As soon as he said, “I’m scared,” I was scared, too.

We had just returned from a weekend from A.’s hometown in New Jersey, laughing at the Jersey accents (at one point, during a pizza and beer dinner, a hockey teammate of A.’s said, “Why am I sweatin’ my bwalls off?” which made us exchange glances and giggle.)

But by about midnight, A. was running a high fever and tossing and turning. He said he felt like he was hallucinating and his legs ached — they hurt so bad, he said. We were up all night and he groaned and groaned. After calling my parents for guidance and feeling shaky, I took him into the E.R. at George Washington Hospital. I would never forgive myself if he had a bug that attacked his neurological system — or something equally as crazy — and I didn’t take him in.

They didn’t make him wait.
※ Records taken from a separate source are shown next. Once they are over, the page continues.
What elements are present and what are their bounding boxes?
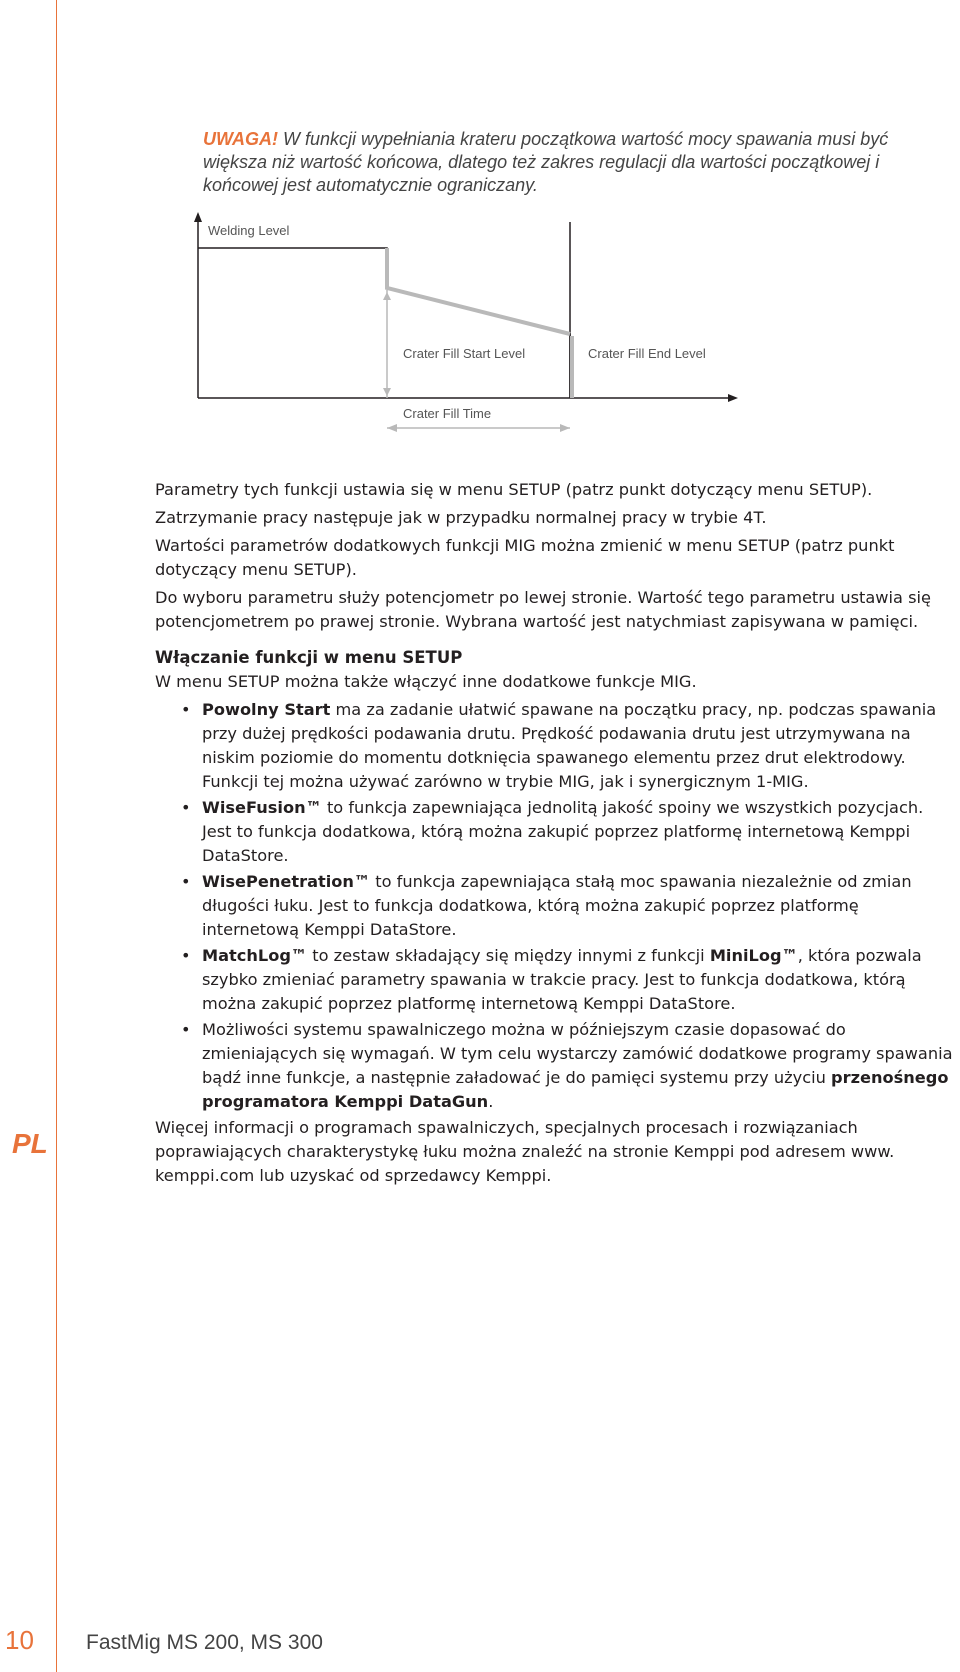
welding-waveform bbox=[198, 248, 570, 398]
language-tag: PL bbox=[12, 1128, 48, 1159]
paragraph-potentiometer: Do wyboru parametru służy potencjometr po lewej stronie. Wartość tego parametru ustawia się potencjometrem po prawej stronie. Wybrana wartość jest natychmiast zapisywana w pamięci. bbox=[155, 588, 931, 631]
warning-note bbox=[203, 128, 903, 197]
section-intro: W menu SETUP można także włączyć inne dodatkowe funkcje MIG. bbox=[155, 672, 697, 691]
list-item: • Powolny Start ma za zadanie ułatwić spawane na początku pracy, np. podczas spawania przy dużej prędkości podawania drutu. Prędkość podawania drutu jest utrzymywana na niskim poziomie do momentu dotknięcia spawanego elementu przez drut elektrodowy. Funkcji tej można używać zarówno w trybie MIG, jak i synergicznym 1-MIG. bbox=[155, 698, 955, 794]
feature-name: WisePenetration™ bbox=[202, 872, 371, 891]
list-item: • MatchLog™ to zestaw składający się między innymi z funkcji MiniLog™, która pozwala szybko zmieniać parametry spawania w trakcie pracy. Jest to funkcja dodatkowa, którą można zakupić poprzez platformę internetową Kemppi DataStore. bbox=[155, 944, 955, 1016]
fill-time-arrow-right bbox=[560, 424, 570, 432]
crater-fill-start-label: Crater Fill Start Level bbox=[403, 346, 526, 361]
section-heading: Włączanie funkcji w menu SETUP bbox=[155, 648, 463, 667]
list-item: • WiseFusion™ to funkcja zapewniająca jednolitą jakość spoiny we wszystkich pozycjach. Jest to funkcja dodatkowa, którą można zakupić poprzez platformę internetową Kemppi DataStore. bbox=[155, 796, 955, 868]
product-name: przenośnego programatora Kemppi DataGun bbox=[202, 1068, 949, 1111]
welding-level-label: Welding Level bbox=[208, 223, 290, 238]
crater-fill-end-label: Crater Fill End Level bbox=[588, 346, 706, 361]
paragraph-setup: Parametry tych funkcji ustawia się w menu SETUP (patrz punkt dotyczący menu SETUP). bbox=[155, 480, 873, 499]
closing-paragraph: Więcej informacji o programach spawalniczych, specjalnych procesach i rozwiązaniach poprawiających charakterystykę łuku można znaleźć na stronie Kemppi pod adresem www. kemppi.com lub uzyskać od sprzedawcy Kemppi. bbox=[155, 1118, 895, 1185]
paragraph-stop: Zatrzymanie pracy następuje jak w przypadku normalnej pracy w trybie 4T. bbox=[155, 508, 767, 527]
body-text bbox=[155, 478, 955, 1192]
list-item: • Możliwości systemu spawalniczego można w późniejszym czasie dopasować do zmieniających się wymagań. W tym celu wystarczy zamówić dodatkowe programy spawania bądź inne funkcje, a następnie załadować je do pamięci systemu przy użyciu przenośnego programatora Kemppi DataGun. bbox=[155, 1018, 955, 1114]
page-number: 10 bbox=[5, 1625, 34, 1655]
list-item: • WisePenetration™ to funkcja zapewniająca stałą moc spawania niezależnie od zmian długości łuku. Jest to funkcja dodatkowa, którą można zakupić poprzez platformę internetową Kemppi DataStore. bbox=[155, 870, 955, 942]
start-level-arrow-up bbox=[383, 292, 391, 300]
crater-fill-time-label: Crater Fill Time bbox=[403, 406, 492, 421]
crater-fill-slope bbox=[387, 248, 570, 334]
feature-list bbox=[155, 698, 955, 1114]
fill-time-arrow-left bbox=[387, 424, 397, 432]
warning-text: W funkcji wypełniania krateru początkowa wartość mocy spawania musi być większa niż wartość końcowa, dlatego też zakres regulacji dla wartości początkowej i końcowej jest automatycznie ograniczany. bbox=[203, 129, 889, 195]
paragraph-values: Wartości parametrów dodatkowych funkcji MIG można zmienić w menu SETUP (patrz punkt dotyczący menu SETUP). bbox=[155, 536, 895, 579]
y-axis-arrow bbox=[194, 212, 202, 222]
feature-name: WiseFusion™ bbox=[202, 798, 322, 817]
warning-prefix: UWAGA! bbox=[203, 129, 278, 149]
feature-name: MatchLog™ bbox=[202, 946, 308, 965]
start-level-arrow-down bbox=[383, 388, 391, 396]
crater-fill-diagram bbox=[190, 212, 790, 462]
feature-name: MiniLog™ bbox=[709, 946, 798, 965]
margin-rule bbox=[56, 0, 57, 1672]
x-axis-arrow bbox=[728, 394, 738, 402]
footer-title: FastMig MS 200, MS 300 bbox=[86, 1631, 323, 1654]
feature-name: Powolny Start bbox=[202, 700, 331, 719]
He hobbled to the hospital bed. The nurse gave him an IV of water and they ran tests.

As we waited for the doctors, and I sat in a chair at the foot of his bed, he finally fell asleep. And when the doctors did arrive, they didn’t seem too concerned, so that allayed my fears. His blood and urine tests came back normal.

So I took him home. And I slept on his couch for two nights as he recovered from a nasty bug.

And now, two weeks later, he’s happy and silly and goofy and fun all over again — and I’m so relieved.